The time to implement AI in medicine has come. Nuclear medicine and molecular imaging are no exception to that development. AI is not a hype and is here to stay, and with it, nuclear medicine will likely thrive in the foreseeable future. AI shows great promise to improve image quality, to personalize dosages (both in diagnosis and theranostics) and to help in image interpretation. EANM strongly supports this development, while at the same time safe-guarding that AI is responsibly used for the benefit of the patients. This has been clearly defined in a recent position paper [2] and a future perspective [3] published by the EANM, and by a recent position paper, jointly published by EANM and EACVI, on AI applications in the cardiovascular field [4].

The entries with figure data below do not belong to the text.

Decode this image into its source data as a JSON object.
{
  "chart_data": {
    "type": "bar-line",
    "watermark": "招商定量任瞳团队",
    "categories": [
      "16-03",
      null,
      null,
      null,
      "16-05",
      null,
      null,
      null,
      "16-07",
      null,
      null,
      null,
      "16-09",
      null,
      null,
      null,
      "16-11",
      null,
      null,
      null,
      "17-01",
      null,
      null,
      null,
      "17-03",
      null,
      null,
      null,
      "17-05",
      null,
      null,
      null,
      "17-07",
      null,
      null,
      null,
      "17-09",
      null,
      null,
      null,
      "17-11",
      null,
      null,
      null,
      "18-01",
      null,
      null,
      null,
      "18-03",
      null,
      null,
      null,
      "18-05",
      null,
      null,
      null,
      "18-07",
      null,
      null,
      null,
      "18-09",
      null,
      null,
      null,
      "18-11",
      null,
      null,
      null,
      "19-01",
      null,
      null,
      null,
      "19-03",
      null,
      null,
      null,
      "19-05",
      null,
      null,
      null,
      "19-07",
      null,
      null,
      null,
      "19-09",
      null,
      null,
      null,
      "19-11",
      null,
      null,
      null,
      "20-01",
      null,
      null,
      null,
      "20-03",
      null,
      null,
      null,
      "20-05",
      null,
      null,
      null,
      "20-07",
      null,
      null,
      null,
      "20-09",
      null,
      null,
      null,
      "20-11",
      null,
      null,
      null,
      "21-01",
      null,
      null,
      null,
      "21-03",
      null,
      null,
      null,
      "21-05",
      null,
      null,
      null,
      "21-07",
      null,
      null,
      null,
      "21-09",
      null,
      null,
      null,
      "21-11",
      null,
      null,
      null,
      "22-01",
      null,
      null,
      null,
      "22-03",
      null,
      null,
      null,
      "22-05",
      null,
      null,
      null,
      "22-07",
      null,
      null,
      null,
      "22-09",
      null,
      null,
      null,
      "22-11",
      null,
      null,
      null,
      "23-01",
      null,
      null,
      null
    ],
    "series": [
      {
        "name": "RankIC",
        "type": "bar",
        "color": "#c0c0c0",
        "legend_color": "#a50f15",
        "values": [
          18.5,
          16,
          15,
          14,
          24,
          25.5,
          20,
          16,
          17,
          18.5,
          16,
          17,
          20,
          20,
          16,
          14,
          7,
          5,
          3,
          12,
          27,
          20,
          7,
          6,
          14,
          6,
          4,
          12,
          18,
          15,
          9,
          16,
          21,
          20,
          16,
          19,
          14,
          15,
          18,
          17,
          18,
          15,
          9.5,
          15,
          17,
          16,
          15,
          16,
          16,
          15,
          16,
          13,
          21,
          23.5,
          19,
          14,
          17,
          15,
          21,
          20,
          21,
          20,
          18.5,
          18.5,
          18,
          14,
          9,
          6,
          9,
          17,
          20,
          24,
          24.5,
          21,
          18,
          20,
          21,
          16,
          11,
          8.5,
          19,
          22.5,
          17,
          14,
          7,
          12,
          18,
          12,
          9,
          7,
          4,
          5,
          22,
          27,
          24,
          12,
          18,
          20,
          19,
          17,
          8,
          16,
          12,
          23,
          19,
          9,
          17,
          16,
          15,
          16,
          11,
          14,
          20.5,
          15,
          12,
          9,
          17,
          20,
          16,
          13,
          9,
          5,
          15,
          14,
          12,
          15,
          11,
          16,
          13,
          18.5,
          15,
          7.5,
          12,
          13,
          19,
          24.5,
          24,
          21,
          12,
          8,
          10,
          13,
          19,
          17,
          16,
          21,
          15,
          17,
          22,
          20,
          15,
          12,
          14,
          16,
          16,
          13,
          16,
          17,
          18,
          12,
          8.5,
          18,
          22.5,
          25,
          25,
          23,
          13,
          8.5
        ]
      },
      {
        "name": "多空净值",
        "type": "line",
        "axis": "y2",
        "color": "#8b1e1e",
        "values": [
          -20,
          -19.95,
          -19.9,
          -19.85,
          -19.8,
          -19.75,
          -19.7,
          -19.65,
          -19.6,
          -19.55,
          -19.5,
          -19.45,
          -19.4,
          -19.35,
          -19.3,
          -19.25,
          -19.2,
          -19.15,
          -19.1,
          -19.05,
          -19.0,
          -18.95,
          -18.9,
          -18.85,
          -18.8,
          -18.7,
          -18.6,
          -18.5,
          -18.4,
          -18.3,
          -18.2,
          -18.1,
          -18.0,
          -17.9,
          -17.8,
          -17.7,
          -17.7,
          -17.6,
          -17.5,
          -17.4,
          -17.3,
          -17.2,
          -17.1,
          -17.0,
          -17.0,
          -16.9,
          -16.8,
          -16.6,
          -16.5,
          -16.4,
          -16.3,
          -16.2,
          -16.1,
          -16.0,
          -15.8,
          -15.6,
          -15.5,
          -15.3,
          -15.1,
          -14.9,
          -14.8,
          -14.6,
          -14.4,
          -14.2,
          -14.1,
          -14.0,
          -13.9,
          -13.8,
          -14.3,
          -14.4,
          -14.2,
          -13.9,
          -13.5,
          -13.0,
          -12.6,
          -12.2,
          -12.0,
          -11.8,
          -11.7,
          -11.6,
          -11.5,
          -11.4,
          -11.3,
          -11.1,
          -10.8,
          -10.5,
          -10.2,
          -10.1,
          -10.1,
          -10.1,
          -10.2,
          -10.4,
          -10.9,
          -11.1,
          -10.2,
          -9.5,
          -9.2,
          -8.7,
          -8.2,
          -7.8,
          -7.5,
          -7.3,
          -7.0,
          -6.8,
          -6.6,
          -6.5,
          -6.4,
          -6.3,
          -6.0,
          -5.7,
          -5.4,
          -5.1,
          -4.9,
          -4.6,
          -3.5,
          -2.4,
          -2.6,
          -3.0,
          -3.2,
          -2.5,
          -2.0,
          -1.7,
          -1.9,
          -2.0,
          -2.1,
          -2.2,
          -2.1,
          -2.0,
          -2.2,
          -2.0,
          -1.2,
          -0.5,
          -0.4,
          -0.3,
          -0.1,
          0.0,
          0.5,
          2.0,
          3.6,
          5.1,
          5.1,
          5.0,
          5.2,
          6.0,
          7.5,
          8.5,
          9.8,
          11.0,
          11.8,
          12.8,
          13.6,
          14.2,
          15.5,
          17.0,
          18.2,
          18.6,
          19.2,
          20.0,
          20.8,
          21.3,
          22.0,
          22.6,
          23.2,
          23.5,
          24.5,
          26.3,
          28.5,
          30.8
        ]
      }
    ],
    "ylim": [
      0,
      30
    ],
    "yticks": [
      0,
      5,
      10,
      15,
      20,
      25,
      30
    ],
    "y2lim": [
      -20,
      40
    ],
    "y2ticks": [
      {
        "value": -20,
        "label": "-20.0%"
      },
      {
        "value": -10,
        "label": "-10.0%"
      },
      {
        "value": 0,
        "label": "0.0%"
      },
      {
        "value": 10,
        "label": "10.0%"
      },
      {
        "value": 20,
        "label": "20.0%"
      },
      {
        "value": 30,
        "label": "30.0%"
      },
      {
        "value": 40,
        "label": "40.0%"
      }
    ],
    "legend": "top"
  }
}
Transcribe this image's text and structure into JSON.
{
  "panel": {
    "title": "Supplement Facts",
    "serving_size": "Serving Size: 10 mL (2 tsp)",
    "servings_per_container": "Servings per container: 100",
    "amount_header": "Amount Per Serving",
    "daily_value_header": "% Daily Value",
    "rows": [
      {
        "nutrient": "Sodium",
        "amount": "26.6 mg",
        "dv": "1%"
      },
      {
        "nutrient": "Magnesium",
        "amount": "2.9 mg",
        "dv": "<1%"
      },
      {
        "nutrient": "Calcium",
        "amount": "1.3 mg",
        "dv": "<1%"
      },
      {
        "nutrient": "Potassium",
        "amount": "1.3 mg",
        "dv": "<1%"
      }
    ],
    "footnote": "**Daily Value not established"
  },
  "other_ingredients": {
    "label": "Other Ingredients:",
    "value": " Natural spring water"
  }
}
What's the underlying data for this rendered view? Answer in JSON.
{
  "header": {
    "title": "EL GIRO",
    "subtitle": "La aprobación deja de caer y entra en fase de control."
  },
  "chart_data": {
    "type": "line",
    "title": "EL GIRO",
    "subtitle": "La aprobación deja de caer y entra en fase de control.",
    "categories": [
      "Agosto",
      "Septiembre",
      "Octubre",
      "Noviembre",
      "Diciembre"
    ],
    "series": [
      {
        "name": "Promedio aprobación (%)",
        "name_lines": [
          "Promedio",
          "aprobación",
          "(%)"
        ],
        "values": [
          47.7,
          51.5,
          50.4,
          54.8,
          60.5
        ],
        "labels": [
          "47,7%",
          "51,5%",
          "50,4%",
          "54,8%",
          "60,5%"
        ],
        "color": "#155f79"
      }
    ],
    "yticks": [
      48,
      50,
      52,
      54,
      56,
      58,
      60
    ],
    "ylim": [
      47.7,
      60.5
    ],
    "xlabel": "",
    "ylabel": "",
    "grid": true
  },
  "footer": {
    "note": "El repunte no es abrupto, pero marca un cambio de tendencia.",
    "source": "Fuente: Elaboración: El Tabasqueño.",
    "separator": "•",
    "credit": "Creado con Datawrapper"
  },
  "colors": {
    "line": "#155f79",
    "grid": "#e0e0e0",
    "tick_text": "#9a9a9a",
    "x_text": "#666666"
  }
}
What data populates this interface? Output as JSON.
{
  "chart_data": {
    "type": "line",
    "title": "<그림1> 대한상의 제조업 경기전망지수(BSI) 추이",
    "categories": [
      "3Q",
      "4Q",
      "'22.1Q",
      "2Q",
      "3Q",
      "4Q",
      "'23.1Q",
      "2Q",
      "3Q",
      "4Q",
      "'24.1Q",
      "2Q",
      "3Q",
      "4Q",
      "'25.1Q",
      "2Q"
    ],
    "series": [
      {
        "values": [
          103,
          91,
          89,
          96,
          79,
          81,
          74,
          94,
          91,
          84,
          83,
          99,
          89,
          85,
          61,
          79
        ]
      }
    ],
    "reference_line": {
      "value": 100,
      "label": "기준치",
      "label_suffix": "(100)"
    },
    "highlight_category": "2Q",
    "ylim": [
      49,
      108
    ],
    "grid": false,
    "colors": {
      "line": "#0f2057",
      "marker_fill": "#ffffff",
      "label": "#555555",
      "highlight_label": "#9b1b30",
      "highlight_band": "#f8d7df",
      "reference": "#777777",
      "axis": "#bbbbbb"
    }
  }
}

Particularly mentioned in the position paper is the need for training and education. The transmission of knowledge for implementing AI in nuclear medicine and molecular imaging is dearly needed. These educational programs should target both the scientific and clinical aspects. Such educational programs will ensure that current and next-generation scientists and clinicians will become familiar and grow-up with AI and thereby further enhance its potential adoption and development. But there should also be enough understanding to recognize potential flaws and pitfalls. Moreover, the nuclear medicine physician should be able to explain results to the patient and the public. ESMIT, the education branch of EANM, has already started with education initiatives like webinars and advanced courses at the EANM Educational Facility in Vienna, such as “Artificial Intelligence in Imaging: Making the Future” in 2023. Finally, it was decided by the EANM board in the end of 2023 that a project group lead by Margarita Kirienko will advise the board on AI and help coordinate related efforts. Within this setting, much can be gained also from collaboration with others, and depending on the topics at hand, this may be done in collaboration with other societies such as our sister societies in nuclear medicine, partner societies such as EFOMP or industry and many other stakeholders in the setting of, for example, multi-omics approaches.

Next AINM conference?

The AINM 2023 meeting in Groningen was considered both rewarding and successful as shown by both oral feedback and a written evaluation by the participants. Knowledge, connectivity and new ideas on AI in nuclear medicine were central themes, which were embraced by the participants. Due to the speed of developments in the field, there was a wide agreement in aiming for an AINM symposium at least once every 2 years. A next location should shortly be identified, and we encourage everyone who is interested in organizing a next conference on AI in nuclear medicine to move forward and start organizing. The organizing committee of AINM in Groningen is of course willing to give feedback and help with this wherever possible. Let us continue working together on “the illumination by AI of the bright future of nuclear medicine”.